The recommendations to prevent noise-induced hearing loss and related conditions such as tinnitus – commonly experienced as a ringing sound inside the ear - include better functions on personal audio devices that monitor how loud, and for how long, people listen to music.
“Over a billion young people are at risk of hearing loss simply by doing what they really enjoy doing a lot, which is listening regularly to music through their headphones over their devices,” said Dr Shelly Chadha, a Technical Officer, working on preventing deafness and hearing loss, at WHO.
“At the moment, we don’t really have anything solid other than our instinct to tell us: are we doing this right, or is this something that is going to lead to tinnitus and hearing loss a few years down the line?”
The joint World Health Organization (WHO) and International Telecommunications Union (ITU) initiative, is an attempt to tackle the lack of awareness about what constitutes too much noise, amid data showing that around 50 per cent of young people listen to unsafe levels of sound through personal audio devices including smartphones, whose use continues to grow globally.
Today, hearing loss which is not addressed is estimated to cost the global economy $750 million, WHO says.
“Think of it like driving on a highway but without a speedometer in your car or a speed limit,” Dr Chadha explained. “And what we have proposed is that your smartphone comes fitted with a speedometer, with a measurement system that tells you how much sound you’re getting and tells you if you’re going over the limit.”
A parental volume control option is also included in the UN recommendations to industry, which participated in two-years of discussions, along with experts from government, consumer bodies and civil society.
The guidelines also propose using technology to generate individualized listener profiles by monitoring how much people use their audio devices, then letting them know how safely – or not – they have been listening.

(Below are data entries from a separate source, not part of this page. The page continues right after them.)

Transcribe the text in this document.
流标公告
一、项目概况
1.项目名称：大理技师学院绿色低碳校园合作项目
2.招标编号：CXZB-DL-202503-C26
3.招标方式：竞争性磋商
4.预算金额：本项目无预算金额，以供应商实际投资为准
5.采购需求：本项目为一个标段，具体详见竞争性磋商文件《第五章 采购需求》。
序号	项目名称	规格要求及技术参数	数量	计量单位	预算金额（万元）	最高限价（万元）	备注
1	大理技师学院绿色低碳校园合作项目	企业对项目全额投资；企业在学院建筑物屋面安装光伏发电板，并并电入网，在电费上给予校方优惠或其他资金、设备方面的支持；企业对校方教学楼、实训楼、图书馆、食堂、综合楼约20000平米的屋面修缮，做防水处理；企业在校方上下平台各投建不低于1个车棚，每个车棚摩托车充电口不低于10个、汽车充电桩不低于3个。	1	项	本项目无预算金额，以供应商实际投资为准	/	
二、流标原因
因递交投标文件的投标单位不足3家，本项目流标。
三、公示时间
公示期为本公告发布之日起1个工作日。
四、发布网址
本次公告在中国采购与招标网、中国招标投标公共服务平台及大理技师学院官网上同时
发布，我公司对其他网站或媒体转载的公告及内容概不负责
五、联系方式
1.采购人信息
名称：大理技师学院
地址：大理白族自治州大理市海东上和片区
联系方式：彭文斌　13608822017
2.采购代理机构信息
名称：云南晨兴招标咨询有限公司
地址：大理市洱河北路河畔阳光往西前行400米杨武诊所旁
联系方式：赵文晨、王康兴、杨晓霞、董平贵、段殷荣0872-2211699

“What we propose are certain features like automatic limiting of, or automatic volume reduction and parental control of the volume,” explained Dr Chadha, “So that when somebody goes over their sound limit they have the option that the device will automatically reduce the volume to a level which is not going to harm their ears.”
According to the WHO, more than one in 20 people – 432 million adults and 34 million children – has disabling hearing loss, which impacts on their quality of life.
Most sufferers live in poor and middle-income countries, the UN agency notes, adding that by 2050, more than 900 million people will have significantly impaired hearing.
Around half of all cases of hearing loss could be prevented through public health measures, WHO insists, its recommendations coming ahead of World Hearing Day on Sunday 3 March.
“Given that we have the technological know-how to prevent hearing loss, it should not be the case that so many young people continue to damage their hearing while listening to music,” said Tedros Adhanom Ghebreyesus, WHO Director-General. “They must understand that once they lose their hearing, it won’t come back.”